Since April 2015, the Care Quality Commission (CQC) – the regulator for health and social care in England – has been carrying out a transformed approach of monitoring and inspecting dental practices across the country. Writing for Dentistry magazine, John Milne, the CQC’s senior national dental adviser, explains more.

When the Care Quality Commission (CQC) first began regulating dentists way back in 2011, it’s not an exaggeration to say that we were not welcomed into dentistry with open arms. Our initial process of inspecting all dental practices in England found very few problems; the methodology of the inspection process was criticised by many, including dentists themselves, as not entirely appropriate, and the British Dental Association made an unsuccessful representation to the Minister of Health to remove dentistry from the area that the CQC regulates.

But that was then.

Transformation

In 2013, a consultation – A fresh start of the regulation and inspection of primary care dental services – set out a revised operating model for the monitoring, inspection and regulation of dental services, which generated a high degree of engagement with the dental profession and its representatives. A dental reference group was established to help inform the design of this work and the CQC’s new approach has been carried out since April 2015.

There are around 10,300 dental practices now registered with the CQC, and through our new approach, we monitor the quality of all of these as well as inspecting 10% each year. Our inspection teams, including specialist advisers, are trained and equipped to support a more consistent and robust way of gathering evidence by looking at five key questions – whether dental practices are providing services that are safe, caring, effective, responsive to people’s needs and well-led.

We have also published a specific set of prompts called Key Lines of Enquiry (KLOE) that our inspection teams use to guide them on inspection visits to help them be consistent when making their judgements about the quality of dental practices. For the people who are in charge of running these services, this enables them to reflect on how they operate and help deliver appropriate care for people who deserve nothing less.

Good news

As the CQC’s senior national dental adviser, I have been invited to speak to dentists and their staff in many areas of the country. I’ve outlined the principles of our new regulatory approach and those present have welcomed the fact that our inspection team includes dental professionals.

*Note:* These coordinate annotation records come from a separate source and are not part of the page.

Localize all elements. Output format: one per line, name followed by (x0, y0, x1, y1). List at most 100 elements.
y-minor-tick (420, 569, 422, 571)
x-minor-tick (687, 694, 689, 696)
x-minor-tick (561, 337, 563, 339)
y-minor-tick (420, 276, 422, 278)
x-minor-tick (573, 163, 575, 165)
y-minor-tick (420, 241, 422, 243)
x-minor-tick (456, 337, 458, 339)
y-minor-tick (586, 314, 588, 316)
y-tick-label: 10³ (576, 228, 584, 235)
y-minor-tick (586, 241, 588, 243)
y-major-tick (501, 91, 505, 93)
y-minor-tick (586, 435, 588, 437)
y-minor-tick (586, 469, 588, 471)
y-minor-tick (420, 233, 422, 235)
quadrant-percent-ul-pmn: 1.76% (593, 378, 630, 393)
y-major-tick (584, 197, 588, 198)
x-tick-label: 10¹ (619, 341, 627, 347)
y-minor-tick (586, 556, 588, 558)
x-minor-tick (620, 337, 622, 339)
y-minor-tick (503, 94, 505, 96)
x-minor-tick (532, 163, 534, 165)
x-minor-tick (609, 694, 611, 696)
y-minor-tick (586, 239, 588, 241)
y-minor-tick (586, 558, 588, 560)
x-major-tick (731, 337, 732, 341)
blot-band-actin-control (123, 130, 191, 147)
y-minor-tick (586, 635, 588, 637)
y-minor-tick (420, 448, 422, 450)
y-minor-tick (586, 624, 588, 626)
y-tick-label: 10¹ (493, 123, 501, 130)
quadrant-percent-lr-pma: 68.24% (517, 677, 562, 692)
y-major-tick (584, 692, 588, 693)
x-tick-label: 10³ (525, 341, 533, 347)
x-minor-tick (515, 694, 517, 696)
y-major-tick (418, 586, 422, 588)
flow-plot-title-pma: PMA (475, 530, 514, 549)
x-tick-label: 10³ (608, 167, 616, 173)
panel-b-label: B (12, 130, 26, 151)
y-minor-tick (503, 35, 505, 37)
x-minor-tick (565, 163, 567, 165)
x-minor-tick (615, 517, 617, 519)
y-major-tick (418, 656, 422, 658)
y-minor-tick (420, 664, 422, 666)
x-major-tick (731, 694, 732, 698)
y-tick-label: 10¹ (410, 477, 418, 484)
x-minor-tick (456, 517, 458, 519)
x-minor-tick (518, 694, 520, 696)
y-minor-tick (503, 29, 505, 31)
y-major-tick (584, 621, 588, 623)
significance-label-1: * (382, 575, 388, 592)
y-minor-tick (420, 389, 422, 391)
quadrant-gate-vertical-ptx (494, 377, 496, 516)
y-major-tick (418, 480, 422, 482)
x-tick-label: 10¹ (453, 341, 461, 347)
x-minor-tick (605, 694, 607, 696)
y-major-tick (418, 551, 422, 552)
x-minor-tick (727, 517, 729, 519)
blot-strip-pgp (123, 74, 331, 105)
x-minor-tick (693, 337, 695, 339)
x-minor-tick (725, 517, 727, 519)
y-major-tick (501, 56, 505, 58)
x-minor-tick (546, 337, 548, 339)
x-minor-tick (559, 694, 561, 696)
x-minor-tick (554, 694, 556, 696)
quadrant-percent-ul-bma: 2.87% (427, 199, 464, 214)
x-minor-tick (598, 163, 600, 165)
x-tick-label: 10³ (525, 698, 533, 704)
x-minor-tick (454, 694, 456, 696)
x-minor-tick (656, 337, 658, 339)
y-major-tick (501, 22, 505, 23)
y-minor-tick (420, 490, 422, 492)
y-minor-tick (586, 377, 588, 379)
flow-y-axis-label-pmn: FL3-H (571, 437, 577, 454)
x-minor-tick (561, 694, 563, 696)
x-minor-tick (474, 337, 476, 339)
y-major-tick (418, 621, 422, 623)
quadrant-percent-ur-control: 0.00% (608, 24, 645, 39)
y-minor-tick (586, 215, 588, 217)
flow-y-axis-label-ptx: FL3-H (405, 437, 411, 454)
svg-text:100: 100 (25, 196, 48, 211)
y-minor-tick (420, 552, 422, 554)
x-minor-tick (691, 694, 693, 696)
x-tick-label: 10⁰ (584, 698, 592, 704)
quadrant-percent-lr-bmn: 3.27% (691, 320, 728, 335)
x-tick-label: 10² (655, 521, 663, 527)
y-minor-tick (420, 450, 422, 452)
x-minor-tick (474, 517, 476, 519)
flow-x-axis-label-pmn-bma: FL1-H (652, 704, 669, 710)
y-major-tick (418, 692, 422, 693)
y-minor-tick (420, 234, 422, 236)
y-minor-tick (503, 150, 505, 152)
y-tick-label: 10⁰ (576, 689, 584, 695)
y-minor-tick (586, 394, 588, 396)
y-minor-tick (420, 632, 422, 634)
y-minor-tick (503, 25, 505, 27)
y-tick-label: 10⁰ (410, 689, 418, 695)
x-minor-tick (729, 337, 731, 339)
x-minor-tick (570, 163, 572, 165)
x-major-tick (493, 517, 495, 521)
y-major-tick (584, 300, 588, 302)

They have also welcomed that our approach is grounded in common sense and is not a ‘box ticking’ exercise. I have often used the example that we expect to see practices delivering a quality of care that we would be happy for anyone we love or care for to attend (the Mum test), as well as considering whether the care that person receives is likely to help them improve their oral health.

We’ve now completed the evaluation of the results of the first year under our new approach, and as highlighted in our 2015/16 State of Care report, it’s good to see that the vast majority (90%) of 1,023 dental practices we visited are providing safe and high quality care that people deserve to experience.

Improvement

Dental practices have told us that even where no breaches were found, inspectors’ feedback has been helpful and encourages them to improve – and in those 10% of cases where there were breaches – these included a relatively small number of concerns about governance and safe care and treatment, such as:

  • Completion of appropriate risk assessments
  • Infection control
  • Medical emergencies
  • Safeguarding
  • Managing complaints and concerns
  • Recruitment and supervision
  • Support and staff training.

Where we have found problems, dental care records were often incomplete or did not have current information. Some practices did not complete audit cycles or take action to deal with identified risks. Importantly however, where we found regulatory breaches and carried out follow-up inspections, all but one practice made the necessary improvements.

Engagement

It’s valuable at this point to acknowledge that the dental reference group continues to meet, helping the CQC to refine the regulatory process and keep it relevant. The work of this group has also helped to produce and publish a series of ‘Mythbusters’, which are available to help everyone know just what is expected from dental practices. I recommend that Dentistry magazine readers have a look at these, they are really useful, and practices are telling us that they do help them make improvements.

Making a difference

Having worked as a national adviser at CQC for over 18 months now, I am clear that the CQC makes a huge effort to be responsive and effective. This culture is embedded in the leadership and the staff and we share the aim – together with the profession – of encouraging services to improve.

I have been personally encouraged that so many colleagues within the dentistry sector have responded positively that we do make a difference and that we are respected and valued as a regulator.